According to a study published in the Journal of Neurology & Psychiatry, marriage is the best way of keeping dementia at bay.
The paper combined data from 15 studies including more than 800 thousand people from around the world who were either divorced, widowed or never married. Researchers from the University College of London found that people who never married were 42 percent more likely to develop dementia when compared to married people. Those who lost a spouse were 20 percent more likely of contracting the disease.
Previous research has revealed that married people tend to be healthier and more socially engaged than single people. This, in turn, was said to improve one’s „cognitive reserve”.
„This means their brain has strategies that allow them to withstand the damage without showing symptoms of dementia,” said Andrew Sommerlad, lead author of the study and a geriatric psychiatrist and Wellcome Trust Research Fellow.

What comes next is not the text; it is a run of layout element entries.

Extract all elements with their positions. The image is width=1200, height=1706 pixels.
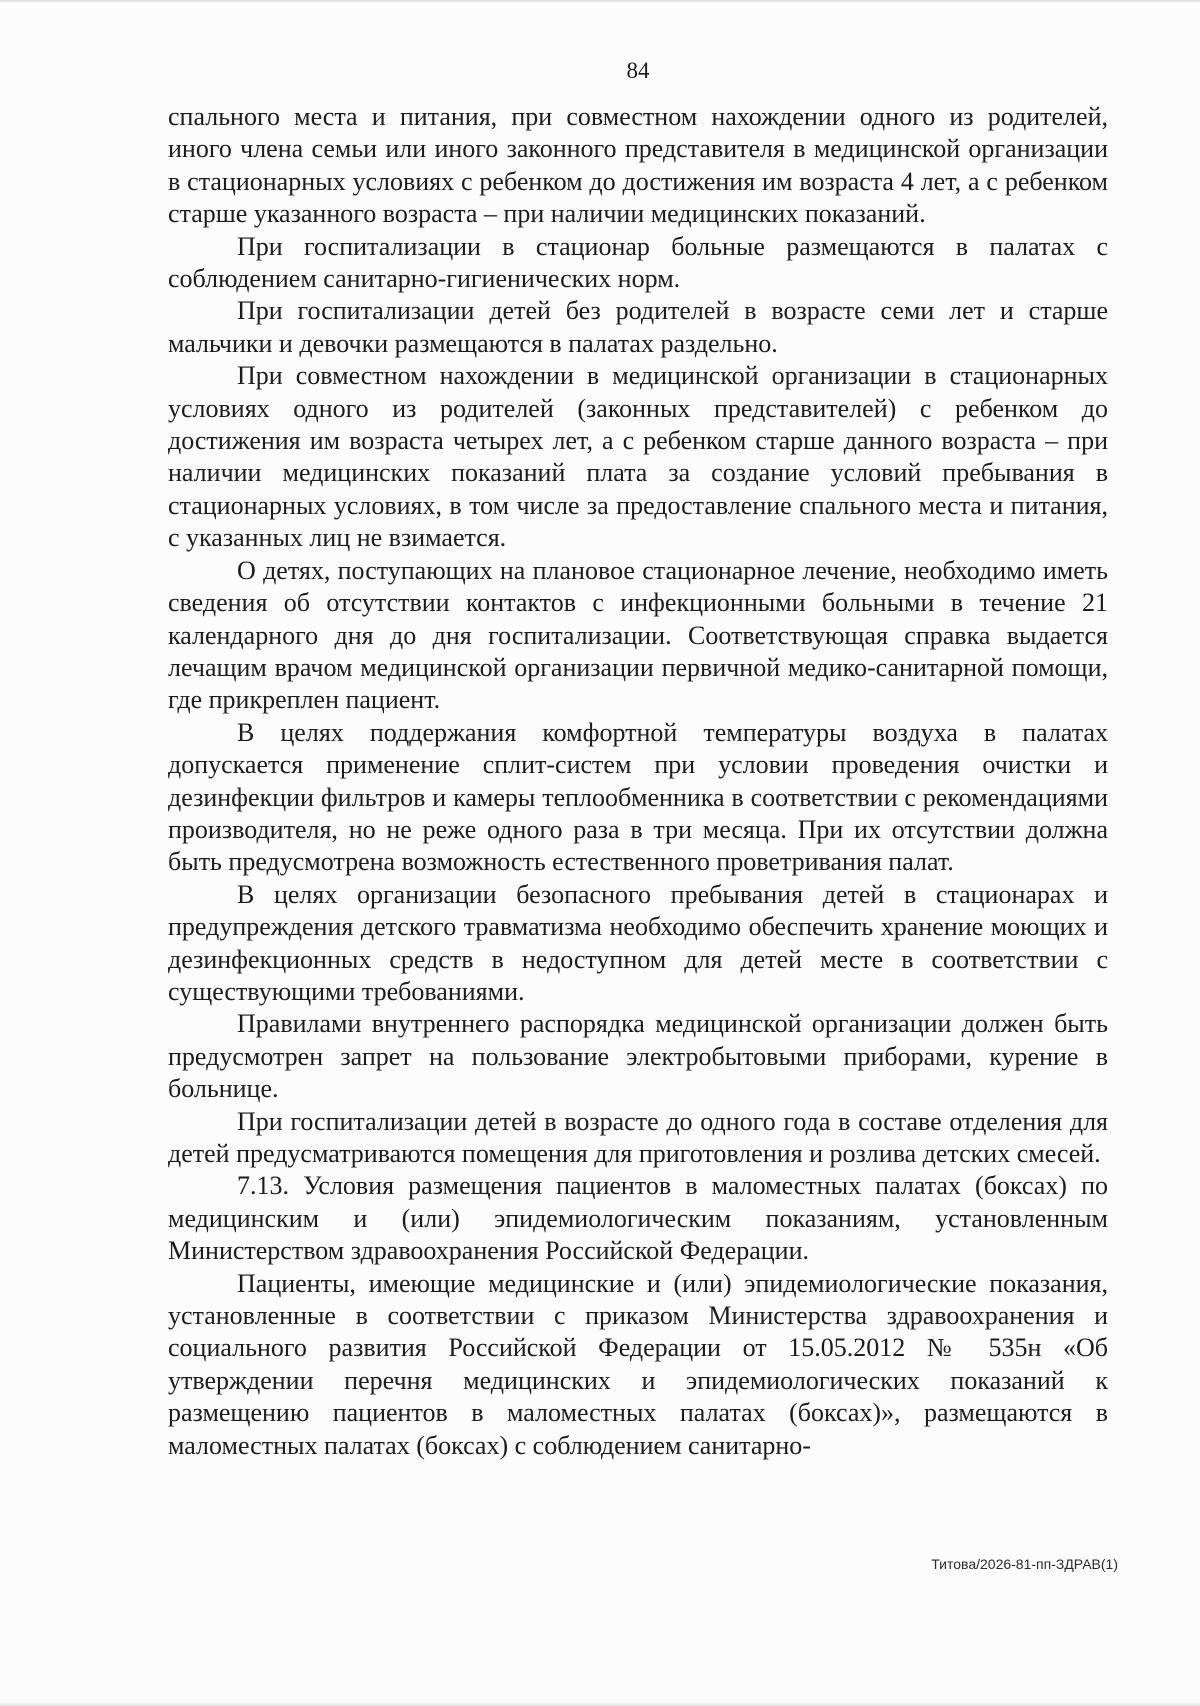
paragraph: Правилами внутреннего распорядка медицинской организации должен быть предусмотрен запрет на пользование электробытовыми приборами, курение в больнице. xyxy=(168,1009,1108,1104)
paragraph: В целях организации безопасного пребывания детей в стационарах и предупреждения детского травматизма необходимо обеспечить хранение моющих и дезинфекционных средств в недоступном для детей месте в соответствии с существующими требованиями. xyxy=(168,879,1108,1006)
paragraph: О детях, поступающих на плановое стационарное лечение, необходимо иметь сведения об отсутствии контактов с инфекционными больными в течение 21 календарного дня до дня госпитализации. Соответствующая справка выдается лечащим врачом медицинской организации первичной медико-санитарной помощи, где прикреплен пациент. xyxy=(168,555,1108,715)
paragraph: При госпитализации детей в возрасте до одного года в составе отделения для детей предусматриваются помещения для приготовления и розлива детских смесей. xyxy=(168,1106,1108,1168)
paragraph: При госпитализации в стационар больные размещаются в палатах с соблюдением санитарно-гигиенических норм. xyxy=(168,231,1108,294)
scan-edge-bottom xyxy=(0,1702,1200,1706)
scan-edge-top xyxy=(0,0,1200,3)
paragraph: При совместном нахождении в медицинской организации в стационарных условиях одного из родителей (законных представителей) с ребенком до достижения им возраста четырех лет, а с ребенком старше данного возраста – при наличии медицинских показаний плата за создание условий пребывания в стационарных условиях, в том числе за предоставление спального места и питания, с указанных лиц не взимается. xyxy=(168,361,1108,553)
paragraph-continuation: спального места и питания, при совместном нахождении одного из родителей, иного члена семьи или иного законного представителя в медицинской организации в стационарных условиях с ребенком до достижения им возраста 4 лет, а с ребенком старше указанного возраста – при наличии медицинских показаний. xyxy=(168,102,1108,229)
document-body xyxy=(168,101,1108,1462)
paragraph: Пациенты, имеющие медицинские и (или) эпидемиологические показания, установленные в соответствии с приказом Министерства здравоохранения и социального развития Российской Федерации от 15.05.2012 № 535н «Об утверждении перечня медицинских и эпидемиологических показаний к размещению пациентов в маломестных палатах (боксах)», размещаются в маломестных палатах (боксах) с соблюдением санитарно- xyxy=(168,1268,1108,1460)
page-number: 84 xyxy=(626,58,650,83)
section-heading-paragraph: 7.13. Условия размещения пациентов в маломестных палатах (боксах) по медицинским и (или) эпидемиологическим показаниям, установленным Министерством здравоохранения Российской Федерации. xyxy=(168,1171,1108,1266)
paragraph: При госпитализации детей без родителей в возрасте семи лет и старше мальчики и девочки размещаются в палатах раздельно. xyxy=(168,296,1108,358)
paragraph: В целях поддержания комфортной температуры воздуха в палатах допускается применение сплит-систем при условии проведения очистки и дезинфекции фильтров и камеры теплообменника в соответствии с рекомендациями производителя, но не реже одного раза в три месяца. При их отсутствии должна быть предусмотрена возможность естественного проветривания палат. xyxy=(168,717,1108,877)
document-registration-code: Титова/2026-81-пп-ЗДРАВ(1) xyxy=(931,1556,1118,1572)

The British researchers believe that widowed people have a higher risk of dementia than divorced people, due to the stress that comes with bereavement. That stress could be powerful enough to affect memory-forming and cognitive areas of the brain, according to the study.
While there were differences between the three groups, preventing dementia is a lot more complex than putting a ring on a finger. The authors did reveal a link between marriage and dementia, however, they don’t know what exactly causes married people to remain healthier.
Another issue with the research, according to the researchers, is the different personality traits in each individual.
„It may be that their dementia risk plays a part whether they find a partner many years earlier,” states Sommerlad.
Dr Laura Phipps of Alzheimer’s Research UK believes that married people generally live longer and are healthier due, in part, to a change in financial status. According to her, financial stability „is closely interwoven with many aspects of our health.”